Melvin Keldo (Whetstone Contributor)

Microwave in Williams Hall

[Jose Santana] Microwave in Williams Hall

Williams Hall, the oldest dorm on the Wesley campus, is also one of the dirtiest.

“The basement bathroom was the worst,” said Wesley housekeeper Camuel Whaley. “Somebody threw a lot of toilet paper, bread, oranges, orange peels and poop and caused the toilet to clog and dry up. It was a poop salad!”

The housekeepers say they try their best to keep the dorms clean.

“It’s hard to keep up with a constant mess,” Whaley said.  “Once you clean a building, it gets dirty in an hour. When you clean the first floor and work all the way up to the third and come back down to the first, it is already a mess.”

Shane Jacobs, a 20-year-old junior, lived in Williams Hall as a freshman in 2011. He is now a Resident Assistant on the third floor of Williams and said he tries his best to make sure that his freshmen that live on his floor clean up after themselves.

“My freshman year was horrible,” Jacobs said. “There were cups of noodles in the sink, throw up, toilet paper on the floor and even the wonderful Solo cups.”

Housekeepers say that not only the bathrooms are messy, but the hallways and steps. Housekeepers are given three hours and 45 minutes to clean up the entire dorm.

Jose Torres, a housekeeper who has been working at Wesley for four years, said he takes a lot of pride in his work.

“I can’t keep up with that dorm,” Torres said. “Rolls of toilet paper, plastic bottles, food in sinks, throw up on the floor, trash in showers, trash in water fountains, which is uncalled for. I even found a whole pork chop in the toilet.
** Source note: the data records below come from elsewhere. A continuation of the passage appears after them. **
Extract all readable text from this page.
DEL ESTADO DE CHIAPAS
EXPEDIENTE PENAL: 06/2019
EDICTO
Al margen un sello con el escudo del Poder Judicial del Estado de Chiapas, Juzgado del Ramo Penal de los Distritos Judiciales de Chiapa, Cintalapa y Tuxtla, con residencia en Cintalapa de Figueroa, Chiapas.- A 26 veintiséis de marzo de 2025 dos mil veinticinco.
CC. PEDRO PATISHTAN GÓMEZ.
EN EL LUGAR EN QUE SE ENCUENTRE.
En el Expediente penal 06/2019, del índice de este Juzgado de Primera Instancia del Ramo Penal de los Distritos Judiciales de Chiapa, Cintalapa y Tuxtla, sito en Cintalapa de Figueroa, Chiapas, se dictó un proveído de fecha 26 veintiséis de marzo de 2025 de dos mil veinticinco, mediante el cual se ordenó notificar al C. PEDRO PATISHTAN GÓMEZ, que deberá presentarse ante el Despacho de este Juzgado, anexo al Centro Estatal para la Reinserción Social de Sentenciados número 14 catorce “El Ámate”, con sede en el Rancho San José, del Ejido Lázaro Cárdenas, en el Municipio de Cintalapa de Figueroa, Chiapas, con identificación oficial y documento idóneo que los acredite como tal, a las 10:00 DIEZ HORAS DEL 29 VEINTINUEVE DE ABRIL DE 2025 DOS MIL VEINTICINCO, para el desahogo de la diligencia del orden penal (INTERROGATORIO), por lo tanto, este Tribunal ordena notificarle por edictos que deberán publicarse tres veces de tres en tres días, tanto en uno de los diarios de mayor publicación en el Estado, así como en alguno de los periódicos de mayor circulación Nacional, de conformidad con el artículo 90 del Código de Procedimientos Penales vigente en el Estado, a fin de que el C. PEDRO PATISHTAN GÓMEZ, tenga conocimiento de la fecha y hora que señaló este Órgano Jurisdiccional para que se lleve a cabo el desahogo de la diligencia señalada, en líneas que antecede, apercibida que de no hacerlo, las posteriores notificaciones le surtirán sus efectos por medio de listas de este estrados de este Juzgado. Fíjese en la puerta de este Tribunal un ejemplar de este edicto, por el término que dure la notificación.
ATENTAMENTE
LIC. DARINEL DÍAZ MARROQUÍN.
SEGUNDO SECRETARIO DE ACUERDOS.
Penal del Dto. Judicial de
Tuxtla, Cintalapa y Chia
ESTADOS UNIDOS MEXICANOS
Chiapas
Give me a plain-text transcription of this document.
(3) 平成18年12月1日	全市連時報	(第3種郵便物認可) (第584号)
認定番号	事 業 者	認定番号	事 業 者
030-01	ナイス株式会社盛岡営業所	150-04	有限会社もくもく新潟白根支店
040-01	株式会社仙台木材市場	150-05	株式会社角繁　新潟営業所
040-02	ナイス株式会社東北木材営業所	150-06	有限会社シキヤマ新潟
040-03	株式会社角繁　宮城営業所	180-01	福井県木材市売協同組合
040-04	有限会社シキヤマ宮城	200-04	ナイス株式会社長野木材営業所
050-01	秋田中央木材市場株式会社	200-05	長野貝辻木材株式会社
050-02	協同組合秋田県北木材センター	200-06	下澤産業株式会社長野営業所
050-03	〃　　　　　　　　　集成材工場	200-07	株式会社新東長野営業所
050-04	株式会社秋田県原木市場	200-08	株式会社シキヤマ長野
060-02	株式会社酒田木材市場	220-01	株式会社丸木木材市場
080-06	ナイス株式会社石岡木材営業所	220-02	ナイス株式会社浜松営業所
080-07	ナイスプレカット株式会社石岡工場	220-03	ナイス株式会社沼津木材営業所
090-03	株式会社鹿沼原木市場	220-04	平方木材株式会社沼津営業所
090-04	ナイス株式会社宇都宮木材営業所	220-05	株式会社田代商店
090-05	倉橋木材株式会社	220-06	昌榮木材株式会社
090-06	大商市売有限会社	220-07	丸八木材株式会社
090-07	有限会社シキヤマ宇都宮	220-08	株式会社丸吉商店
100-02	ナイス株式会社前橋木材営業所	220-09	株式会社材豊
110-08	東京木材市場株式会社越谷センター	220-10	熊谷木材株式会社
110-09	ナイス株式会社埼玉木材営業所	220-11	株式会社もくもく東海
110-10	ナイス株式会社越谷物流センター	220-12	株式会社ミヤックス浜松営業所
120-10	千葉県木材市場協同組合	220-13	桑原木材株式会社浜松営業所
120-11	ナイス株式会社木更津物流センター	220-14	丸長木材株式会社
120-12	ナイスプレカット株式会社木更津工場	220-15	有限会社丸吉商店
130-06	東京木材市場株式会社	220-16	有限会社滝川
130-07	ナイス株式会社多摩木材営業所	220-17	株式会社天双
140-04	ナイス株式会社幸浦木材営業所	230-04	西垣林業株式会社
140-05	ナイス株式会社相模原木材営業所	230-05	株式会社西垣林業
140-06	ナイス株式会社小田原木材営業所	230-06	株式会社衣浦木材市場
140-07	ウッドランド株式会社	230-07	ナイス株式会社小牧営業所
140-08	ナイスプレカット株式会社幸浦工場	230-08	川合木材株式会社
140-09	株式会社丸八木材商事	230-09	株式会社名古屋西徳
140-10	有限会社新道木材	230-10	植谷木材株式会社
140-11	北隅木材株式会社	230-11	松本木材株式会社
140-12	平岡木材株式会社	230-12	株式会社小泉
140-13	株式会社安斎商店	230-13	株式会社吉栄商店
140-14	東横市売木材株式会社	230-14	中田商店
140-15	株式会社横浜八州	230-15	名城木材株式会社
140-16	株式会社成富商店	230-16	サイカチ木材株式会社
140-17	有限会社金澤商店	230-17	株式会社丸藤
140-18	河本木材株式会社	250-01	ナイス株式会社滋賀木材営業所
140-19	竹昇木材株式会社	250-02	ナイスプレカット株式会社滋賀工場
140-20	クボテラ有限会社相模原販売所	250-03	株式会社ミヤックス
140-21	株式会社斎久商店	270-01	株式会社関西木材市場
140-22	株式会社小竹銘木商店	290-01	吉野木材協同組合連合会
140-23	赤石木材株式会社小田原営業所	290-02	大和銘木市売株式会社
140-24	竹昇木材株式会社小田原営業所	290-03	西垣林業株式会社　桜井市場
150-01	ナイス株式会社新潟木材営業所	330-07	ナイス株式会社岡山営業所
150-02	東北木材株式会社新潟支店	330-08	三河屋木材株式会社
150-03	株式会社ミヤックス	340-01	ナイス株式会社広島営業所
My boss has me cleaning that dorm by myself.”

Torres said that to keep it clean, housekeepers have to work together.

“We housekeepers are here to help each other,” he said. “One person cannot do it alone.”

Ever since Jacobs became an R.A., he saw what the housekeepers go through.

“It’s difficult enough to clean the whole building,” Jacobs said. “As students, we have to do our part and most students don’t understand that we have one housekeeper per building.”

At least one student explained why it may be a mess.

“Bathrooms are sometimes dirty, but it’s cleaner now,” said Emanuel Amal, a 17-year-old freshman who lives on the first floor in Williams.

“I think the reason why the freshmen are leaving a mess is they feel like they are paying their tuition for the housekeepers to clean up,” he said. “Some don’t want to clean up after themselves.”

Jacobs said he’s seen some improvement in the past two years.

“Two years ago, it was definitely more dirty than this year,” he said. “Now that I’m an R.A., it is easier to tell the freshmen to be respectful to the housekeepers.”

Even housekeeping said it’s a little better this year.

“As far as the guys staying here now, they are more cooperative,” Torres said. “They look out for me.”